Une confrontation douloureuse. Le soir du 8 mai 2022, Antoine Alléno, 24 ans, quitte le restaurant où il travaille et ramène sa collègue, Anisa, en scooter. Ils chantent aux feux rouges. Soudain, ils se font percuter, entre 54 et 61 km/h par l’Audi RS6 conduite par Franky D., sans permis depuis 2018. Au volant de cette voiture volée juste avant, il roule à 120 km/h dans les rues du 7e. arrondissement, limité au 30. Il percute d’abord un VTC puis un taxi à environ 75 km/h et perd le contrôle du gros moteur. Il a pris la fuite à pied, avant d’être interpellé par un policier en congé.
« Une des soirées les plus heureuses de ma vie s’est transformée en cauchemar »» dit Anisa, la passagère, à la barre. « Antoine, tu étais unique »dit-elle en s’adressant au défunt, se demandant toujours « pourquoi lui, pourquoi pas l’inverse ». Ce soir-là, Antoine Alléno succombait à ses blessures, elle n’était que blessée. Avant de monter sur le scooter, Antoine y a attaché son casque « et puis il a attaché le sien »dit la jeune femme. Le casque du jeune homme a été retrouvé à plusieurs mètres.
Doudoune, pantalon et baskets sombres, Franky D. entre dans la salle d’audience, remplie aux deux tiers. La voix du jeune homme de 27 ans, membre de la communauté des gens du voyage, hésite, ce qui contraste avec sa carrure imposante. « J’admets tous les faits » sauf les violences, dit-il, accusé par un voiturier de lui avoir donné des coups de poing alors qu’il volait la voiture à la sortie d’un restaurant où il avait passé la soirée. Franky D. invoque sa consommation excessive d’alcool ce jour-là – contrôlée deux heures après coup avec 1,56 g/l d’alcool dans le sang – pour expliquer ses pertes de mémoire. Il ne se souvient de presque rien. Le tribunal cite des témoins et des vidéos qui montrent notamment qu’il n’a pas « Cela ne semble pas stupéfiant. » L’alcool, la passion pour « grosses voitures » et les trous de mémoire laissent le tribunal correctionnel de Paris dubitatif.

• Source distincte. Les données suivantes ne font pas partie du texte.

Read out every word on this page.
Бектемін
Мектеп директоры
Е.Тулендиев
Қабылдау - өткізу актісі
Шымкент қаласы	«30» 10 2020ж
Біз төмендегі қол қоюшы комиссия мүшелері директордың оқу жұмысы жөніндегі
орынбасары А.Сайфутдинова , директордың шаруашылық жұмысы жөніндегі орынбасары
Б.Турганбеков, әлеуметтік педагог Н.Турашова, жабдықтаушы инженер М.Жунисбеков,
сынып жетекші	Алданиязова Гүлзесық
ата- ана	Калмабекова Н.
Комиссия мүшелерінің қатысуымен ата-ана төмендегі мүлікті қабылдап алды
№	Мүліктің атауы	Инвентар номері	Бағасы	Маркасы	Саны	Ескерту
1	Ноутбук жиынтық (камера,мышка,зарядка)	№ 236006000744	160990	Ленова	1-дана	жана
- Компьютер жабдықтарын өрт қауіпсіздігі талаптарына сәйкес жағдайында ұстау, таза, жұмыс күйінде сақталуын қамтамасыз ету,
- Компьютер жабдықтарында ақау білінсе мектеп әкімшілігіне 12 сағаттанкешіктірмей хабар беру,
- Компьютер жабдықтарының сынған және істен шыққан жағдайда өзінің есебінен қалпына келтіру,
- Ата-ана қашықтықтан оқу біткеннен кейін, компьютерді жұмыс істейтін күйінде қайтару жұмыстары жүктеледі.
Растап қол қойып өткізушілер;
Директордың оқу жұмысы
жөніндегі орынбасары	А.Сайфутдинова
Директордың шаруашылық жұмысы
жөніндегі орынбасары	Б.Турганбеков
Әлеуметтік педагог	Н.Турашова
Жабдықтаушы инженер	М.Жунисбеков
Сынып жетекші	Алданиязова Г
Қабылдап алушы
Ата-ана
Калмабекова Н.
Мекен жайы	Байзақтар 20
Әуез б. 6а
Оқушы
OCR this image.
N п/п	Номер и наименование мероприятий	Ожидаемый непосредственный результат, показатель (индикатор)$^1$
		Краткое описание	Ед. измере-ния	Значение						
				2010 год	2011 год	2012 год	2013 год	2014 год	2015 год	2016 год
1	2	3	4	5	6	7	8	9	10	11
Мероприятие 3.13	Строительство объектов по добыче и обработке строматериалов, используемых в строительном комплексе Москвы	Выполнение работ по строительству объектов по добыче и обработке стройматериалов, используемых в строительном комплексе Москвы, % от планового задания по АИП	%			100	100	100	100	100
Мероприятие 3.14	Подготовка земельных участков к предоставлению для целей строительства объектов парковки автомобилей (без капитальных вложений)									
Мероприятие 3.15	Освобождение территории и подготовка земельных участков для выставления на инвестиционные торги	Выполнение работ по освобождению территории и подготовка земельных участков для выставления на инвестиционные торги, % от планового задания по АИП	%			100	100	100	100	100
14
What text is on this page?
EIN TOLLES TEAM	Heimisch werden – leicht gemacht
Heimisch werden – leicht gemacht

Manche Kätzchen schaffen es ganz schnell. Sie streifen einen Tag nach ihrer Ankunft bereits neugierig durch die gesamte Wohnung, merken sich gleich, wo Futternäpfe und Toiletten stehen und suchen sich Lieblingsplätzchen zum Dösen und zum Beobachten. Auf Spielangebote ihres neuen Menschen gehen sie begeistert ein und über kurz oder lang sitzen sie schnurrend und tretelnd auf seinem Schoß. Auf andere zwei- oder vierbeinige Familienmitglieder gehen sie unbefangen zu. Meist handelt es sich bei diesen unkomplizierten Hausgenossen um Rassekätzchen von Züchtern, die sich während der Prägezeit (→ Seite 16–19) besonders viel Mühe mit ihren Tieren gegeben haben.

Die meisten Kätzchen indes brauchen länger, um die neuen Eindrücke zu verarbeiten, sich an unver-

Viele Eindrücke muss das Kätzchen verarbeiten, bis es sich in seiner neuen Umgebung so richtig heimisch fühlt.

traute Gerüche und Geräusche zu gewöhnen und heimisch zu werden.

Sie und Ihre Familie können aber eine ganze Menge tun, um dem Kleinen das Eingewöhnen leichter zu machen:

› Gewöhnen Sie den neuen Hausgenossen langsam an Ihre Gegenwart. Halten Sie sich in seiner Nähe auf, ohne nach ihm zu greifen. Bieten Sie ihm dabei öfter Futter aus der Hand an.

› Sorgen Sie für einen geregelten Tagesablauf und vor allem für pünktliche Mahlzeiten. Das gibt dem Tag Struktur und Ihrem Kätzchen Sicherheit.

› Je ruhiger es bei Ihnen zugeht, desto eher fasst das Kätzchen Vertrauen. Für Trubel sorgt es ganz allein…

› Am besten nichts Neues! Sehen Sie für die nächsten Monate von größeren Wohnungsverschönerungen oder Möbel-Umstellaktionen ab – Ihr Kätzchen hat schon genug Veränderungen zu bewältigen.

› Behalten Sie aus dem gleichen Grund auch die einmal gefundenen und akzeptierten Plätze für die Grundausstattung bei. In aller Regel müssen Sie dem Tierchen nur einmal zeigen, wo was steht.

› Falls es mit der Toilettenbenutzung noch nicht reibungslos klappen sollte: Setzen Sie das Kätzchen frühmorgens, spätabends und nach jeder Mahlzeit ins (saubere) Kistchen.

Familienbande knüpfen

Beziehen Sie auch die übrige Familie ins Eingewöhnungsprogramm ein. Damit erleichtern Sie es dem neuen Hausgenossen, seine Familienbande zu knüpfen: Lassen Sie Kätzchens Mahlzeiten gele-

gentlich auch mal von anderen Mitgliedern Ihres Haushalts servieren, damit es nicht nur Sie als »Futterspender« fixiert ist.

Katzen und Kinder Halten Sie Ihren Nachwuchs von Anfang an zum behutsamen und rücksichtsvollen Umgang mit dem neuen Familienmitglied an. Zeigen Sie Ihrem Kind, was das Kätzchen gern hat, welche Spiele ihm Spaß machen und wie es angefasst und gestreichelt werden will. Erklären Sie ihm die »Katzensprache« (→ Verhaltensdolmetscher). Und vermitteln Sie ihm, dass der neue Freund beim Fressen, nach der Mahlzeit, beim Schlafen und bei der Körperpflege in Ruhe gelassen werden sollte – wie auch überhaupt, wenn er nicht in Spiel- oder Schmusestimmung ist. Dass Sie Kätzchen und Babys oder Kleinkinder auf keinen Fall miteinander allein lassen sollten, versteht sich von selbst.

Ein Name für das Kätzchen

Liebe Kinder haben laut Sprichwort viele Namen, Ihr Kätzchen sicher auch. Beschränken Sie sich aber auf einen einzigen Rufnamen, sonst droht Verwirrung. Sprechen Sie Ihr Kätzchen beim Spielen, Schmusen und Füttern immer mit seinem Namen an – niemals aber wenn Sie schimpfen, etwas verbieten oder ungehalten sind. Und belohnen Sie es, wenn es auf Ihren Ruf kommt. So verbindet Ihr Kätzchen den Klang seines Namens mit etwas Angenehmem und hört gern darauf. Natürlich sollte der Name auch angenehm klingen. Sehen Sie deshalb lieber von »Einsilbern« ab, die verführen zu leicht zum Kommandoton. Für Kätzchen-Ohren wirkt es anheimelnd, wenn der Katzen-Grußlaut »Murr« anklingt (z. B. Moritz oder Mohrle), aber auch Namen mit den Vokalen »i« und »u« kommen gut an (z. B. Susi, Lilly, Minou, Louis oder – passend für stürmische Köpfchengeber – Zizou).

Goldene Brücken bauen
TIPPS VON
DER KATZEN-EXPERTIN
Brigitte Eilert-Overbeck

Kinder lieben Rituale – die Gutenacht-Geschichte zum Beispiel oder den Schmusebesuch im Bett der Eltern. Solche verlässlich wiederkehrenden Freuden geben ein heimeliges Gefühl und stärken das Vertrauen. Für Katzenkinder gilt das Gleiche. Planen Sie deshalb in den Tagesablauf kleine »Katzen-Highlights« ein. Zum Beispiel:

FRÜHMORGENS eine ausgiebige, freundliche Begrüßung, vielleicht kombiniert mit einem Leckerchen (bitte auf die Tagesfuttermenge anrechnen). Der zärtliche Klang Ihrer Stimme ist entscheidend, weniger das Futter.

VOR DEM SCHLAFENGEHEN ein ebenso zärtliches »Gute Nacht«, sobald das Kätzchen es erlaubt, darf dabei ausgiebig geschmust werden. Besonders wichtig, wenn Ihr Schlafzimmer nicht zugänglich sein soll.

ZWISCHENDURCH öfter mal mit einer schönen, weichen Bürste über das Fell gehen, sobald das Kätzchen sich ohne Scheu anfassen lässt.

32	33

Ses réponses, même fragmentaires, montrent qu’il a « conscience de la douleur et du mal » provoquée, affirme Joseph Cohen-Sabban, l’un de ses avocats.
10 ans d’emprisonnement et 150 000 euros d’amende
Interrogé par le président, Franky D. a lâché : « Je n’aime pas particulièrement la vitesse mais j’aime les grosses voitures »notamment le RS6, avoue-t-il, dont il connaît la puissance : « 600 chevaux ». En 2018, il perd son permis pour excès de vitesse. « J’ai fait l’irréparable »regrette ce père de deux petites filles. Il assure que, sans alcool, « cela ne serait jamais arrivé » produit. « L’alcool n’est pas une circonstance atténuante » rétorque Valérie Munoz-Pons, une des avocates des parties civiles. « Je me suis allongé sur mon fils, j’ai crié » raconte, très ému, Yannick Alléno cette terrible soirée. Lorsque le chef arrive sur les lieux, il reconnaît son fils qui « porte ses chaussettes rayées ».
A l’écoute du désespoir des parties civiles, Franky D. comme ses deux coaccusés, poursuivis pour vol en réunion, restent prosternés. « C’était un gentil garçon, Antoine »dit sa mère, Isabelle Alléno, en larmes, « la vie était belle, on se voyait souvent ». « J’essaie de me mettre au service des autres pour donner un sens à ma vie » Aujourd’hui, continue-t-elle, alors que la famille a lancé une association, au nom d’Antoine.
Franky D., qui comparaît libre sous contrôle judiciaire, est notamment mis en examen pour homicide involontaire, avec deux circonstances aggravantes. Celui qui comptait déjà six condamnations à son casier judiciaire au moment du drame encourt dix ans d’emprisonnement et 150 000 euros d’amende. Depuis ce drame, Yannick Alléno est devenu un ardent défenseur de la création d’un délit d' »homicide routier », un projet de loi qui devait passer en deuxième lecture à l’Assemblée nationale, avant sa dissolution en juin.